How to Conduct Preventive Treatments for Alzheimer’s Disease?



How to Conduct Preventive Treatments for Alzheimer’s Disease?

Alzheimer’s disease (AD) is a heterogeneous neurodegenerative disease and the most common cause of dementia in the elderly.

AD’s global incidence is steadily rising, and with an aging population, it’s projected that the number of adults with dementia worldwide will more than double by 2050, with no effective cure currently available.

 

In ongoing clinical trials for AD, identifying and proving definitive treatments for AD remains challenging.

Potential targets are numerous and uncertain, including Aβ (plaques, peripheral amyloid fibrils/oligomers, monomers, and Aβ modifications), tau (tangles, oligomers, aggregates, phosphorylation, acetylation), inflammation (microglia, activated astrocytes, complement), neurodegenerative changes (protein homeostasis, vascular transport mechanisms, cytokines), apolipoprotein E, and neurovascular units.

 

One major issue with current AD trials is that participants are often too far along in their disease course, or the chosen targets are incorrect for the disease stage.

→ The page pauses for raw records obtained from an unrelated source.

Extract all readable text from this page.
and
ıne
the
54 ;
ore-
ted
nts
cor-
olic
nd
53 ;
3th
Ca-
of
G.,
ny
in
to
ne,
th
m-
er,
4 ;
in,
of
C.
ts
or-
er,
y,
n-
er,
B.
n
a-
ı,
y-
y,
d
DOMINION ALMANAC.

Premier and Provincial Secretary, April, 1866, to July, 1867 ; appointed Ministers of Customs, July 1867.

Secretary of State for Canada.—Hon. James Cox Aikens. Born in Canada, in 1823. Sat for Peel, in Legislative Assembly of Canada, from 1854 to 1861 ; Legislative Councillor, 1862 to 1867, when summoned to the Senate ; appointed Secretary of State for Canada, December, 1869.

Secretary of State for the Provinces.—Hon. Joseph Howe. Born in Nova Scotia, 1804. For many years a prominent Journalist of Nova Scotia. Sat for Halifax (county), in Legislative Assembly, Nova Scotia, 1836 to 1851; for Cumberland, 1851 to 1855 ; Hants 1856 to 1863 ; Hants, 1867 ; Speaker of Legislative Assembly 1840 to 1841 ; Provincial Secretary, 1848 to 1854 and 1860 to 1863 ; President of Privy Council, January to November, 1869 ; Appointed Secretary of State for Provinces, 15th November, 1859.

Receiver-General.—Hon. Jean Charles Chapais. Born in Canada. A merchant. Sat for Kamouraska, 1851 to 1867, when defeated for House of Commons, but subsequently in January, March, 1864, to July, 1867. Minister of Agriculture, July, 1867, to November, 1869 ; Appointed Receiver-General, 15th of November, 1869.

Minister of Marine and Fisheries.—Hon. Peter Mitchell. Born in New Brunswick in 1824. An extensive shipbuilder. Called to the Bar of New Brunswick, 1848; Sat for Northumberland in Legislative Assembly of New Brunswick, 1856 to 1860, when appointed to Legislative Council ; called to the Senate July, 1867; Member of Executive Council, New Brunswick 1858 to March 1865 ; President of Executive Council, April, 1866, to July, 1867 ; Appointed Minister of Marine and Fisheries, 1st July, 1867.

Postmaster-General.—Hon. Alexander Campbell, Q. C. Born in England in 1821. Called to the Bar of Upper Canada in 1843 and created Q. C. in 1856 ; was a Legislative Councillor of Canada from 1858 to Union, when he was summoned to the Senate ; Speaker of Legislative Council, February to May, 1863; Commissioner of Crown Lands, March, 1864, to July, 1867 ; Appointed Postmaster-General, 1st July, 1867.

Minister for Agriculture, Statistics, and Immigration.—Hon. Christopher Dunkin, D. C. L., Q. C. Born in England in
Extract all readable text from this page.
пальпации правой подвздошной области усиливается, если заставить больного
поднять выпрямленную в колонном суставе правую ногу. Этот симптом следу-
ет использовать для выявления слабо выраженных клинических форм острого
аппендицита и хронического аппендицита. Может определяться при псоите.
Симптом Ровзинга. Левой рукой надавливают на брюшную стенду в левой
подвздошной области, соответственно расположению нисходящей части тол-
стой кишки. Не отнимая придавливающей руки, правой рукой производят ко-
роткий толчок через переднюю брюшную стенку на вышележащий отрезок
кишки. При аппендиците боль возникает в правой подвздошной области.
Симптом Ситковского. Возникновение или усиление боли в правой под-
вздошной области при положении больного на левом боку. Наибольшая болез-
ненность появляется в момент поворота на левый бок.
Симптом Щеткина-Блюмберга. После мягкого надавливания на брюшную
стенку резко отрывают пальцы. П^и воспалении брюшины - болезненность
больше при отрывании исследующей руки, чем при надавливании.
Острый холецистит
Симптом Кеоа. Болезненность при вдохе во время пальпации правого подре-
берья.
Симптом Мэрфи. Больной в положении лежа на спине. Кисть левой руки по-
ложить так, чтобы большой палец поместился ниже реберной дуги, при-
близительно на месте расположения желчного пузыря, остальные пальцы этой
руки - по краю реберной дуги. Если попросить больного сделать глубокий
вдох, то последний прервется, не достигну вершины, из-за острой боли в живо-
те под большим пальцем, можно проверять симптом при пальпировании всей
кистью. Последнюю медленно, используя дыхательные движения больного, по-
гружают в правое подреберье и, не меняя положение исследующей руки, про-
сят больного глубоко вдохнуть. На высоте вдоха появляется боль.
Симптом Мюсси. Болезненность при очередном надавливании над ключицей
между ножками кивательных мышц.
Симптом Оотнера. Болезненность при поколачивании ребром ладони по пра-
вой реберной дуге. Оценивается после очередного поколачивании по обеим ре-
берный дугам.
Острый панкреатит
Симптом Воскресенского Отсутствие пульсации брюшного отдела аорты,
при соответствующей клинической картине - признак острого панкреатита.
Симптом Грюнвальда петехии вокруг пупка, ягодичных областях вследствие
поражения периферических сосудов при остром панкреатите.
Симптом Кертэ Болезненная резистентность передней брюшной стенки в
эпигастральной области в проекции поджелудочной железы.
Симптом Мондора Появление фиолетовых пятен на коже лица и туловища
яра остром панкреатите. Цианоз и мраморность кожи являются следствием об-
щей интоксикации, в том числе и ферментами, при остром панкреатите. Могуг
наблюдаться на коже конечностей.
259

Even if current trials succeed, they may only slow disease progression by 25% to 40%, leaving millions of patients and families to suffer the gradual loss of cognitive abilities and daily functioning. Therefore, early intervention is crucial, ideally before severe cognitive impairment occurs.

 

How to Conduct Preventive Treatments for Alzheimer's Disease?

 

 

Progress in the field of AD research is rapidly improving our ability to intervene early. Recent discoveries include quantitative biomarkers that identify pre-symptomatic stages of AD and measure the extent of disease changes, along with simple and fast blood-based biomarker screening to identify high-risk individuals. This allows us to implement interventions before evidence of disease or injury becomes apparent, or to treat asymptomatic individuals with subclinical presentations.

 

Preventive Treatment Based on Aβ

The amyloid hypothesis suggests that the formation of amyloid plaque from the aggregation of Aβ peptides produced through the cleavage of amyloid precursor protein (APP) is at the core of AD pathology. Increased levels or ratios of Aβ42 induce the formation of Aβ amyloid fibrils, which develop into amyloid plaques, causing local plaque-associated neurotoxicity and subsequent changes in tau pathology. Oligomers and fibrils are considered the most toxic forms, potentially leading to over-phosphorylation of tau, disruption of proteasomes and mitochondrial function, calcium dyshomeostasis, synaptic failure, astrocyte activation, neuronal cell death, neurodegeneration, and cognitive impairment. Aβ accumulation is the first pathogenic event leading to subsequent downstream changes and is a critical target for AD prevention.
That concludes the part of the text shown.